Bread Making is Slowed Down by a Shortage of Flour and Fuel

Guantánamo state bakeries didn’t their fulfill production goals last week due to lack of flour and fuel. (Venceremos)

14ymedio bigger14ymedio, Havana, 25 October 2022 — Bread didn’t reach the tables of Cuban families in several municipalities in the provinces of Guantánamo and Holguín last week. The lack of flour and fuel prevented companies from accomplishing the production needed to guarantee supplies.

In Guantánamo, the director of the Food Industry, Albis Hernández Díaz, recognized that they ended the week with 60,000 units less than what was needed, which mainly affected families in the municipalities of Guantánamo, Baracoa and El Salvador.

Hernández Díaz told the Venceremos newspaper that delays have worsened in the last two weeks due, mainly, to the fact that they don’t have enough fuel in the generators of the service centers, whose machines require large amounts of fuel, up to 10 pounds per hour.

The director said that she has had to restart the wood ovens for manual breadmaking for a smaller number of customers. The blackouts, programmed by the Cuban Government, also “conspire against us,” says Hernández Díaz, because the bread acquires an acidic flavor or doesn’t rise if they delay putting the resting dough in the oven.

Faced with the shortage of ingredients, Hernández Díaz said that they prioritize the flour available on the market with less fine grains loaded with wheat husks. They also use yeast with low fermentation, so the flavor and color of the bread is different, and this also slows down the production process.

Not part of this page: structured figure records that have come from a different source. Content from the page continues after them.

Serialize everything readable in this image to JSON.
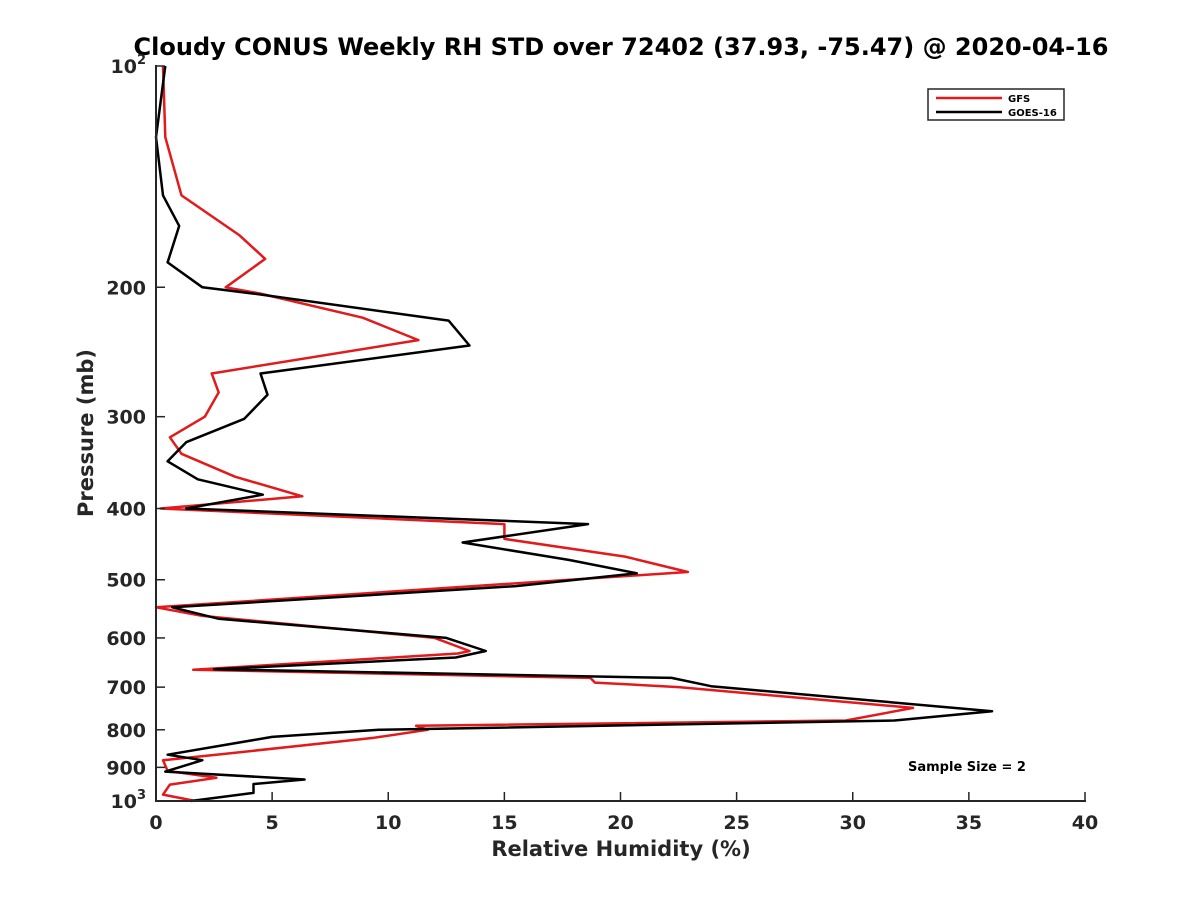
{
  "chart_data": {
    "type": "line",
    "title": "Cloudy CONUS Weekly RH STD over 72402 (37.93, -75.47) @ 2020-04-16",
    "xlabel": "Relative Humidity (%)",
    "ylabel": "Pressure (mb)",
    "xlim": [
      0,
      40
    ],
    "ylim": [
      100,
      1000
    ],
    "yscale": "log",
    "y_reversed": true,
    "grid": false,
    "legend_position": "top-right",
    "x_ticks": [
      0,
      5,
      10,
      15,
      20,
      25,
      30,
      35,
      40
    ],
    "y_ticks": [
      {
        "value": 100,
        "label": "10",
        "sup": "2"
      },
      {
        "value": 200,
        "label": "200",
        "sup": ""
      },
      {
        "value": 300,
        "label": "300",
        "sup": ""
      },
      {
        "value": 400,
        "label": "400",
        "sup": ""
      },
      {
        "value": 500,
        "label": "500",
        "sup": ""
      },
      {
        "value": 600,
        "label": "600",
        "sup": ""
      },
      {
        "value": 700,
        "label": "700",
        "sup": ""
      },
      {
        "value": 800,
        "label": "800",
        "sup": ""
      },
      {
        "value": 900,
        "label": "900",
        "sup": ""
      },
      {
        "value": 1000,
        "label": "10",
        "sup": "3"
      }
    ],
    "series": [
      {
        "name": "GFS",
        "color": "#e31a1c",
        "points": [
          {
            "x": 0.3,
            "y": 100
          },
          {
            "x": 0.4,
            "y": 125
          },
          {
            "x": 1.1,
            "y": 150
          },
          {
            "x": 3.6,
            "y": 170
          },
          {
            "x": 4.7,
            "y": 183
          },
          {
            "x": 3.0,
            "y": 200
          },
          {
            "x": 4.5,
            "y": 204
          },
          {
            "x": 8.9,
            "y": 220
          },
          {
            "x": 11.3,
            "y": 236
          },
          {
            "x": 2.4,
            "y": 262
          },
          {
            "x": 2.7,
            "y": 278
          },
          {
            "x": 2.1,
            "y": 300
          },
          {
            "x": 0.6,
            "y": 320
          },
          {
            "x": 1.1,
            "y": 337
          },
          {
            "x": 3.4,
            "y": 362
          },
          {
            "x": 6.3,
            "y": 385
          },
          {
            "x": 0.2,
            "y": 400
          },
          {
            "x": 15.0,
            "y": 420
          },
          {
            "x": 15.0,
            "y": 440
          },
          {
            "x": 20.2,
            "y": 465
          },
          {
            "x": 22.9,
            "y": 488
          },
          {
            "x": 17.0,
            "y": 502
          },
          {
            "x": 0.0,
            "y": 545
          },
          {
            "x": 2.0,
            "y": 560
          },
          {
            "x": 12.0,
            "y": 600
          },
          {
            "x": 13.5,
            "y": 625
          },
          {
            "x": 13.0,
            "y": 630
          },
          {
            "x": 1.6,
            "y": 663
          },
          {
            "x": 18.7,
            "y": 680
          },
          {
            "x": 18.9,
            "y": 690
          },
          {
            "x": 22.5,
            "y": 700
          },
          {
            "x": 32.6,
            "y": 747
          },
          {
            "x": 29.7,
            "y": 777
          },
          {
            "x": 11.2,
            "y": 790
          },
          {
            "x": 11.7,
            "y": 800
          },
          {
            "x": 9.4,
            "y": 820
          },
          {
            "x": 2.9,
            "y": 863
          },
          {
            "x": 0.3,
            "y": 880
          },
          {
            "x": 0.5,
            "y": 910
          },
          {
            "x": 2.6,
            "y": 930
          },
          {
            "x": 0.6,
            "y": 950
          },
          {
            "x": 0.3,
            "y": 980
          },
          {
            "x": 1.7,
            "y": 1000
          }
        ]
      },
      {
        "name": "GOES-16",
        "color": "#000000",
        "points": [
          {
            "x": 0.4,
            "y": 100
          },
          {
            "x": 0.0,
            "y": 125
          },
          {
            "x": 0.3,
            "y": 150
          },
          {
            "x": 1.0,
            "y": 165
          },
          {
            "x": 0.5,
            "y": 185
          },
          {
            "x": 2.0,
            "y": 200
          },
          {
            "x": 4.2,
            "y": 204
          },
          {
            "x": 12.6,
            "y": 222
          },
          {
            "x": 13.5,
            "y": 240
          },
          {
            "x": 4.5,
            "y": 262
          },
          {
            "x": 4.8,
            "y": 280
          },
          {
            "x": 3.8,
            "y": 302
          },
          {
            "x": 1.3,
            "y": 325
          },
          {
            "x": 0.5,
            "y": 345
          },
          {
            "x": 1.8,
            "y": 365
          },
          {
            "x": 4.6,
            "y": 383
          },
          {
            "x": 1.3,
            "y": 400
          },
          {
            "x": 18.6,
            "y": 420
          },
          {
            "x": 13.2,
            "y": 445
          },
          {
            "x": 17.8,
            "y": 470
          },
          {
            "x": 20.7,
            "y": 490
          },
          {
            "x": 15.5,
            "y": 510
          },
          {
            "x": 0.7,
            "y": 545
          },
          {
            "x": 2.7,
            "y": 565
          },
          {
            "x": 12.5,
            "y": 600
          },
          {
            "x": 14.2,
            "y": 625
          },
          {
            "x": 12.9,
            "y": 638
          },
          {
            "x": 2.5,
            "y": 662
          },
          {
            "x": 22.2,
            "y": 680
          },
          {
            "x": 23.9,
            "y": 698
          },
          {
            "x": 36.0,
            "y": 755
          },
          {
            "x": 31.8,
            "y": 777
          },
          {
            "x": 9.6,
            "y": 800
          },
          {
            "x": 5.0,
            "y": 818
          },
          {
            "x": 0.5,
            "y": 865
          },
          {
            "x": 2.0,
            "y": 880
          },
          {
            "x": 0.4,
            "y": 912
          },
          {
            "x": 6.4,
            "y": 935
          },
          {
            "x": 4.2,
            "y": 948
          },
          {
            "x": 4.2,
            "y": 975
          },
          {
            "x": 1.5,
            "y": 1000
          }
        ]
      }
    ],
    "annotations": [
      {
        "text": "Sample Size = 2"
      }
    ]
  }
}
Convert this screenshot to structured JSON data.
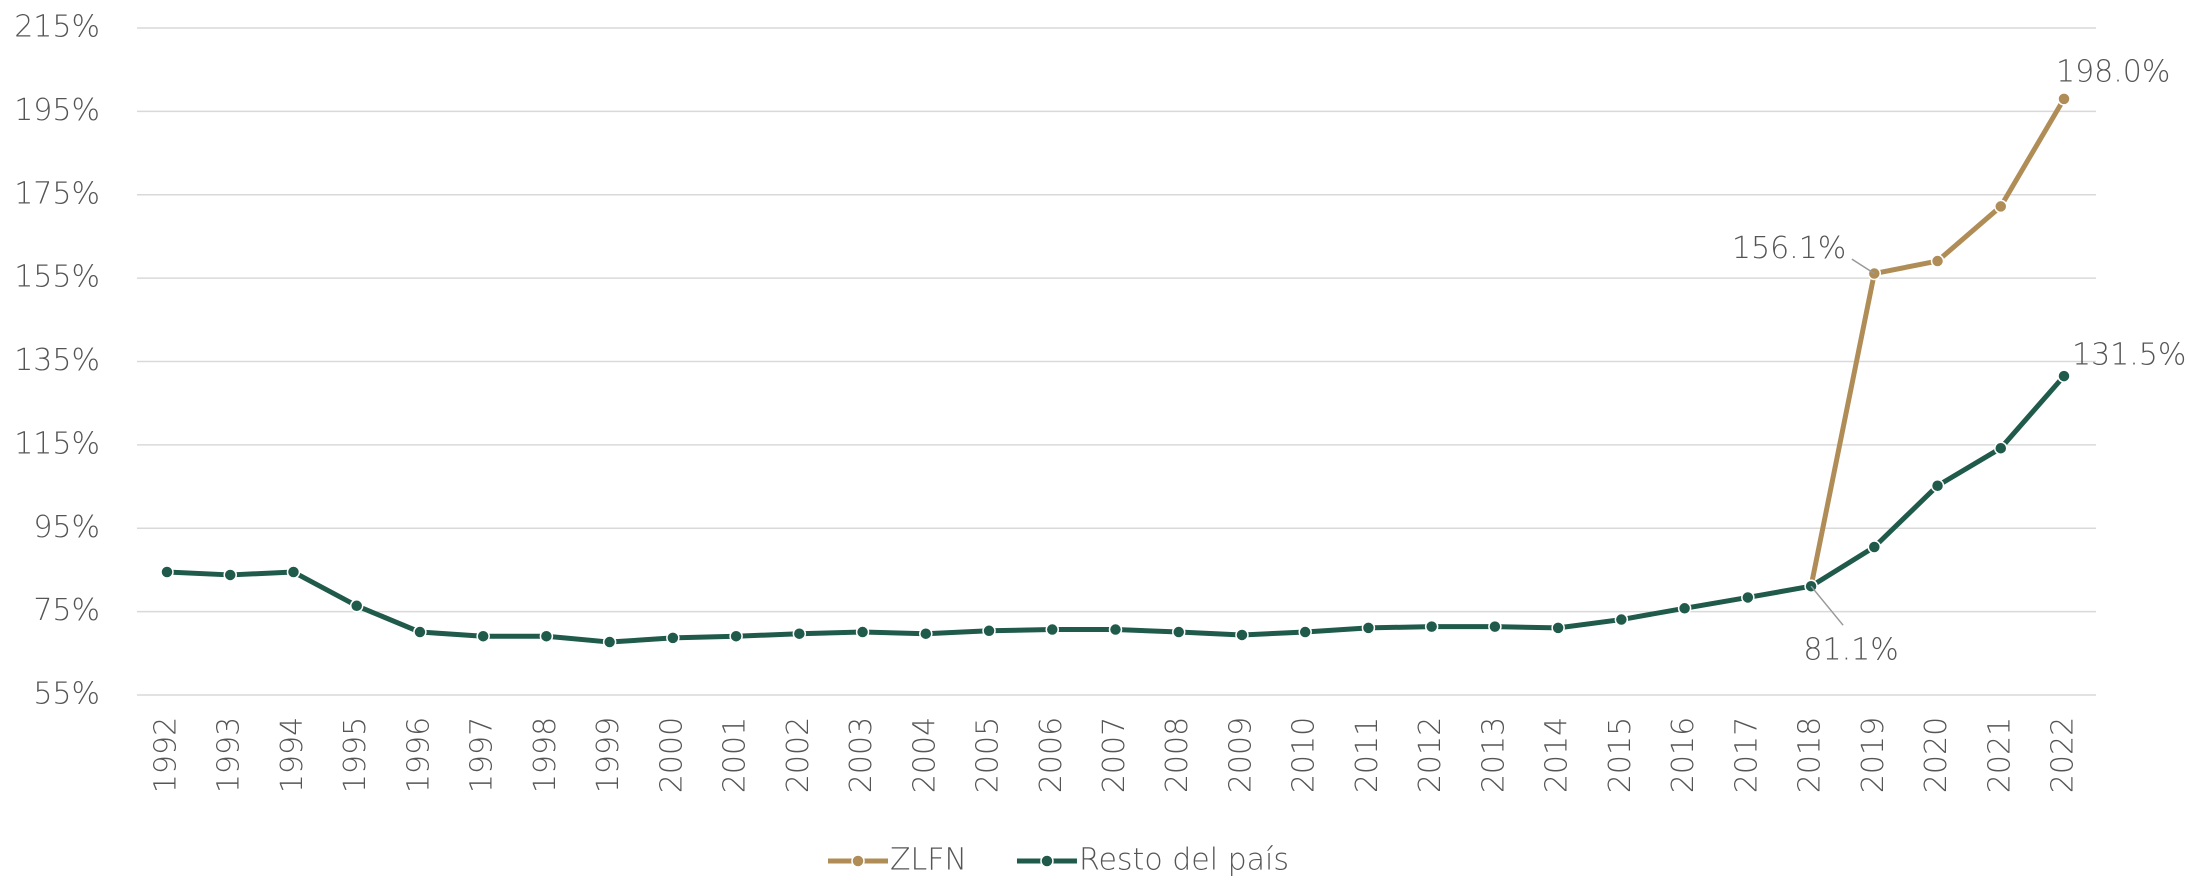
{
  "chart_data": {
    "type": "line",
    "categories": [
      "1992",
      "1993",
      "1994",
      "1995",
      "1996",
      "1997",
      "1998",
      "1999",
      "2000",
      "2001",
      "2002",
      "2003",
      "2004",
      "2005",
      "2006",
      "2007",
      "2008",
      "2009",
      "2010",
      "2011",
      "2012",
      "2013",
      "2014",
      "2015",
      "2016",
      "2017",
      "2018",
      "2019",
      "2020",
      "2021",
      "2022"
    ],
    "series": [
      {
        "name": "ZLFN",
        "color": "#b08d57",
        "values": [
          null,
          null,
          null,
          null,
          null,
          null,
          null,
          null,
          null,
          null,
          null,
          null,
          null,
          null,
          null,
          null,
          null,
          null,
          null,
          null,
          null,
          null,
          null,
          null,
          null,
          null,
          81.1,
          156.1,
          159.1,
          172.2,
          198.0
        ],
        "value_labels": [
          null,
          null,
          null,
          null,
          null,
          null,
          null,
          null,
          null,
          null,
          null,
          null,
          null,
          null,
          null,
          null,
          null,
          null,
          null,
          null,
          null,
          null,
          null,
          null,
          null,
          null,
          null,
          "156.1%",
          null,
          null,
          "198.0%"
        ]
      },
      {
        "name": "Resto del país",
        "color": "#1f5a4a",
        "values": [
          84.5,
          83.8,
          84.5,
          76.4,
          70.1,
          69.1,
          69.1,
          67.7,
          68.7,
          69.1,
          69.7,
          70.1,
          69.7,
          70.4,
          70.7,
          70.7,
          70.1,
          69.4,
          70.1,
          71.1,
          71.4,
          71.4,
          71.1,
          73.1,
          75.8,
          78.4,
          81.1,
          90.5,
          105.2,
          114.2,
          131.5
        ],
        "value_labels": [
          null,
          null,
          null,
          null,
          null,
          null,
          null,
          null,
          null,
          null,
          null,
          null,
          null,
          null,
          null,
          null,
          null,
          null,
          null,
          null,
          null,
          null,
          null,
          null,
          null,
          null,
          "81.1%",
          null,
          null,
          null,
          "131.5%"
        ]
      }
    ],
    "ylim": [
      55,
      215
    ],
    "yticks": [
      {
        "value": 55,
        "label": "55%"
      },
      {
        "value": 75,
        "label": "75%"
      },
      {
        "value": 95,
        "label": "95%"
      },
      {
        "value": 115,
        "label": "115%"
      },
      {
        "value": 135,
        "label": "135%"
      },
      {
        "value": 155,
        "label": "155%"
      },
      {
        "value": 175,
        "label": "175%"
      },
      {
        "value": 195,
        "label": "195%"
      },
      {
        "value": 215,
        "label": "215%"
      }
    ],
    "grid": true,
    "legend": "bottom"
  }
}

The Provincial Government of Holguín had already warned last Friday through a post on its Facebook page that the lack of fuel and flour was preventing the standardized bread quota from being covered. The municipalities most affected by the shortage of the product were Gibara, Holguín, Calixto García and Sagua de Tánamo.

The shortages and high prices of bread have hit the bakeries and the pockets of Cuban families hard. Meanwhile, the Government recognizes that it can’t make more food derived from flour because what’s available is used only for the basic rationed bread, social consumption and the production of five tons of crackers for communities in remote areas of Guantánamo.

In the midst of the wheat flour deficit, state bakeries have resorted to other types of flour, such as in the province of Sancti Spíritus, where up to 20% of rice husks or yucca is mixed in.

But these mixtures don’t manage to convince customers because of the sour flavor of the bread. “Can you tell me what is this flour? Because this bread is disgusting, they haven’t brought it for three days and when it arrives (…) There is no one to eat it, they are killing people’s stomachs,” replied user Tamara González Serrano in the publication of the Provincial Government of Holguín.